Chaque « pays » d’ancien régime avait sa « coutume ». Dans celle de Dax il est précisé qu’après chaque achat d’un bien quel qu’il soit, le nouvel acquéreur devait « prendre possession » de son bien. Cela consistait à en faire le tour avec des branches dans chaque main, de jeter de la terre en poignée en signe de possession et de visiter entièrement la maison. J’en retrouve trace jusqu’à la Révolution Française.
Voici un exemple de prise de possession : « …le sieur S.. devant prendre possession et sur sa réquisition nous dit notaire lui avons fait ouvrir et fermer la principale porte de ladite maison (…) nous étant tous portés sur les terres vendues nous aurions mis en main du sieur S.. de la terre et rameau vert… »
Consultation d’actes de décès avril 2008
Je recherche mes arrière-grands-parents : le seul moyen qu’il me reste est de récupérer les actes de décès.

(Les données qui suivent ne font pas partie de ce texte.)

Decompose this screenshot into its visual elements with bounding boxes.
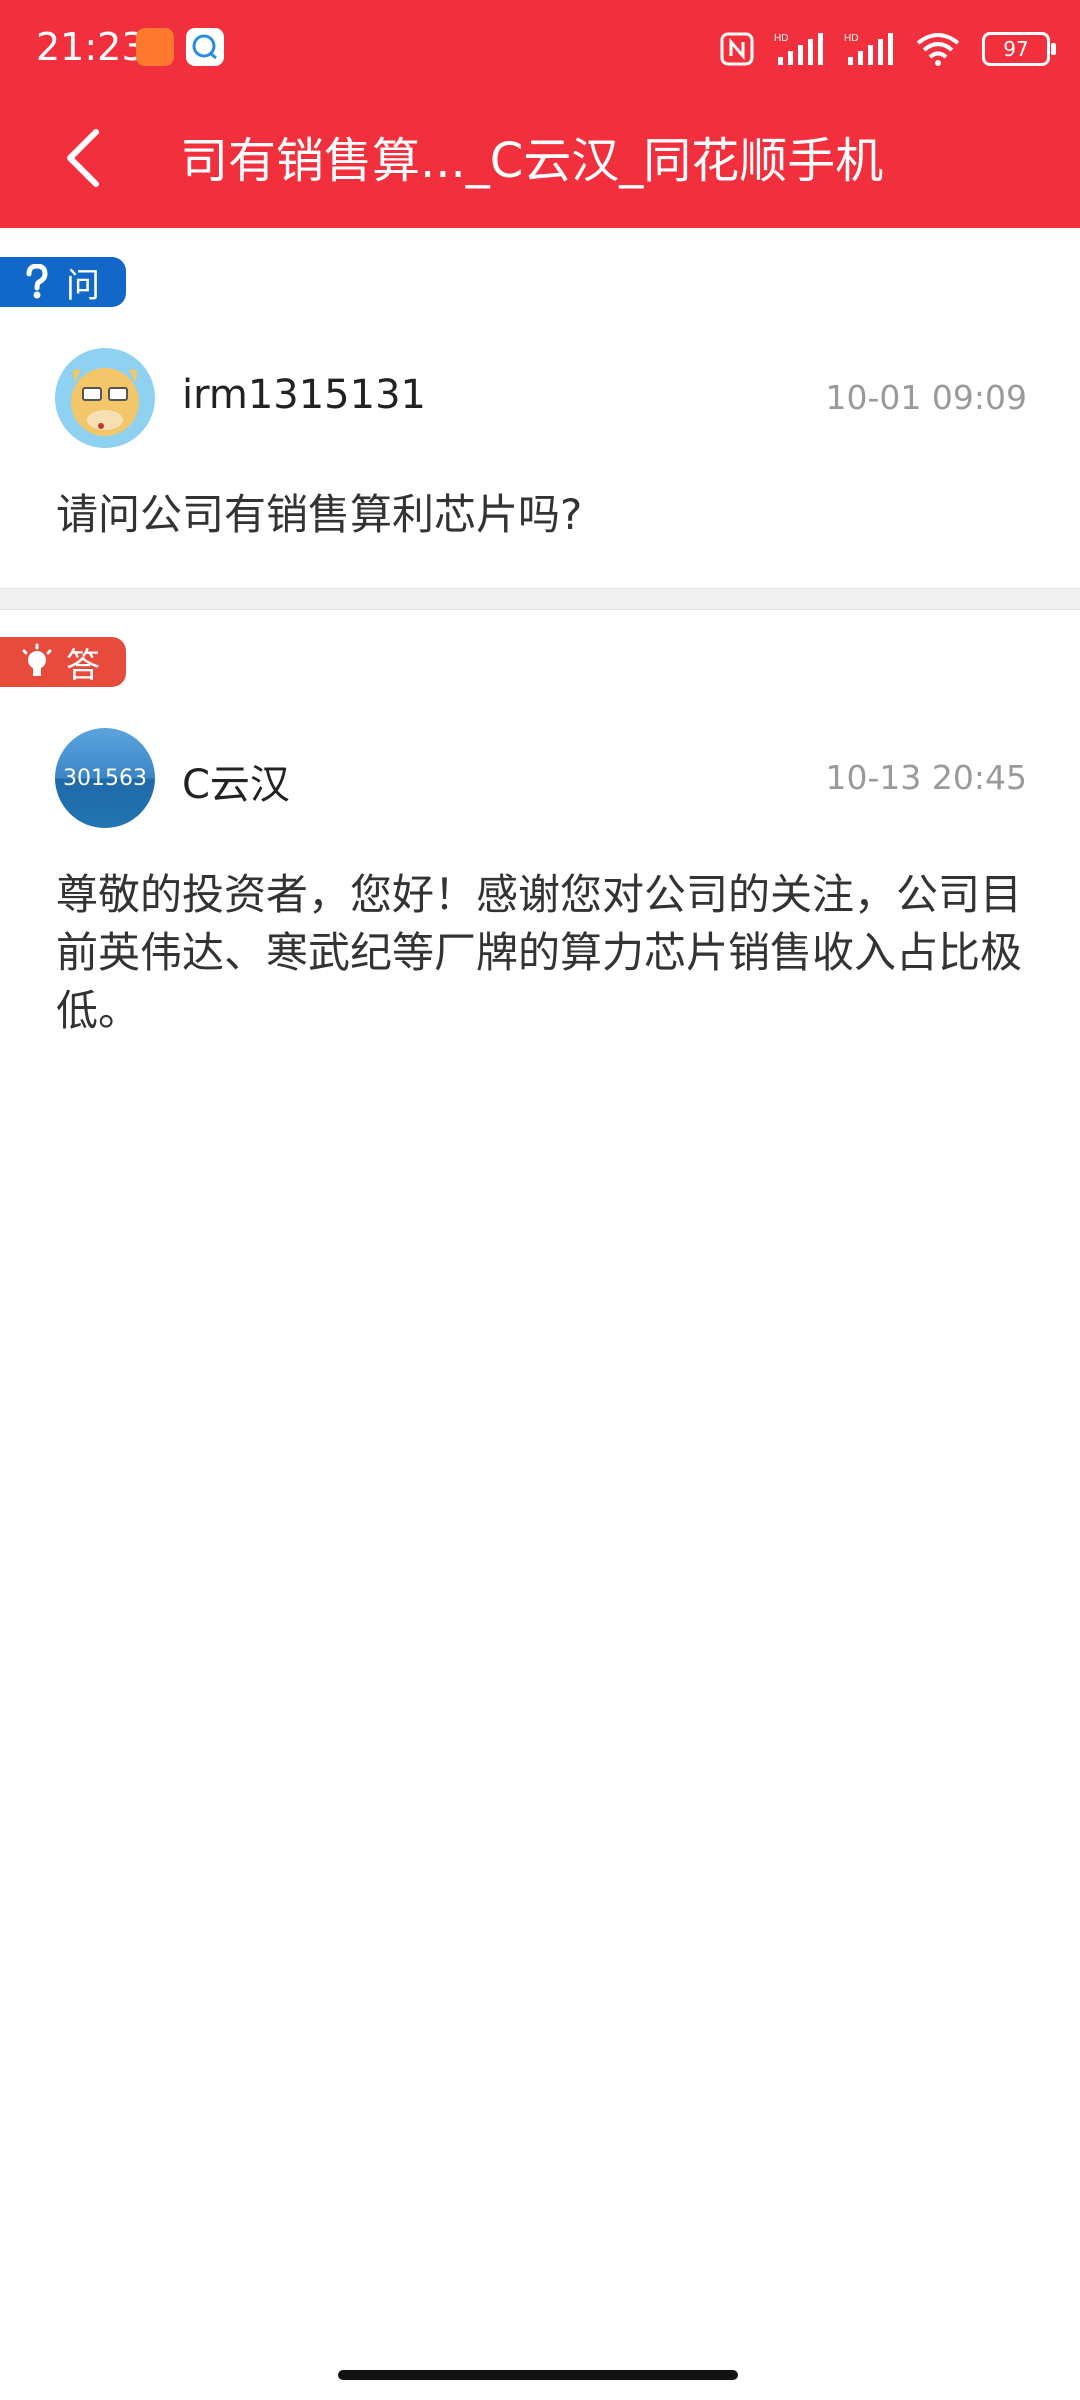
avatar[interactable]	[55, 348, 155, 448]
answer-tag-label: 答	[66, 645, 100, 686]
home-indicator[interactable]	[338, 2370, 738, 2380]
nfc-icon	[720, 32, 754, 66]
answer-text: 尊敬的投资者，您好！感谢您对公司的关注，公司目前英伟达、寒武纪等厂牌的算力芯片销…	[56, 870, 1023, 1035]
battery-icon: 97	[982, 32, 1056, 66]
question-tag: 问	[0, 257, 126, 307]
svg-text:HD: HD	[844, 33, 858, 44]
back-button[interactable]	[52, 118, 122, 198]
signal-hd-icon: HD	[774, 33, 823, 65]
chevron-left-icon	[67, 129, 99, 187]
company-avatar[interactable]: 301563	[55, 728, 155, 828]
question-mark-icon	[14, 264, 60, 300]
company-avatar-code: 301563	[63, 765, 147, 791]
status-time: 21:23	[36, 25, 146, 69]
wifi-icon	[916, 33, 960, 66]
question-username: irm1315131	[182, 372, 426, 418]
answer-username: C云汉	[182, 762, 290, 808]
page-title: 司有销售算..._C云汉_同花顺手机	[180, 133, 884, 189]
message-notification-icon	[186, 28, 224, 66]
status-icons: HD HD 97	[720, 24, 1056, 74]
lightbulb-icon	[14, 643, 60, 681]
divider	[0, 588, 1080, 610]
question-tag-label: 问	[66, 265, 100, 306]
question-timestamp: 10-01 09:09	[825, 378, 1027, 417]
svg-text:HD: HD	[774, 33, 788, 44]
question-text: 请问公司有销售算利芯片吗?	[56, 490, 583, 539]
app-header: 21:23 HD HD 97 司有销售算..._C云汉_同花顺手机	[0, 0, 1080, 228]
answer-timestamp: 10-13 20:45	[825, 758, 1027, 797]
battery-level: 97	[1003, 37, 1029, 61]
answer-tag: 答	[0, 637, 126, 687]
shop-notification-icon	[136, 28, 174, 66]
signal-hd-icon: HD	[844, 33, 893, 65]
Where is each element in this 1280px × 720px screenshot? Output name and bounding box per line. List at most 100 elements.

Il s'agit de Marseille et la période est large, entre 1913 et 1950 : je ne connais pas les dates précises.
Le service central de l'état civil de Marseille ne m'autorise pas la consultation des tables décennales. Monsieur le Procureur du Tribunal de Grande Instance ne m'accorde pas cette autorisation. Quelle solution ?
Comment faire pour obtenir l'autorisation de consultation, quels arguments dois-je utiliser ?
Marseille n’est pas un cas exceptionnel, sinon par l’importance de sa population et sa division administrative. La consultation des actes d’état civil (y compris les tables décennales) de moins de 100 ans, est réglementée et, en dehors de quelques fonctions ou professions (notaires par exemple), soumise à autorisation par le procureur de l’arrondissement judiciaire. Si vous ne pouvez justifier d’un droit à faire valoir (succession notamment), le procureur ne donnera sans doute pas suite. Les généalogistes professionnels surtout pour des villes comme Marseille font renouveler régulièrement leurs autorisations et peuvent si vous n’avez pas d’exigence de délai, effectuer la recherche que vous décrivez à des conditions assez économiques.
Procès en sorcellerie janvier 2007
Où trouver un acte relatant les minutes d'un procès en sorcellerie ?
Une de mes ancêtres a été brûlée comme sorcière le 25 avril 1622 à Badonviller (54).
Cette date m'a été rapportée par de nombreux descendants de cette personne, ainsi que dans des écrits généalogiques, mais aucun n'est capable d'indiquer un acte sur lequel est porté cet évènement.
Je vais me servir pour vous répondre d'un article paru dans une revue dans le Tarn, bien éloigné donc de Badonviller, article rédigé par l'archiviste départementale à l'époque.
Dans cet article, elle parle des secrets d'une sorcière, brûlée à Labruguière, dans le sud du Tarn, en 1485. Je vous ai mis en gras ce qui me paraît important pour votre ancêtre.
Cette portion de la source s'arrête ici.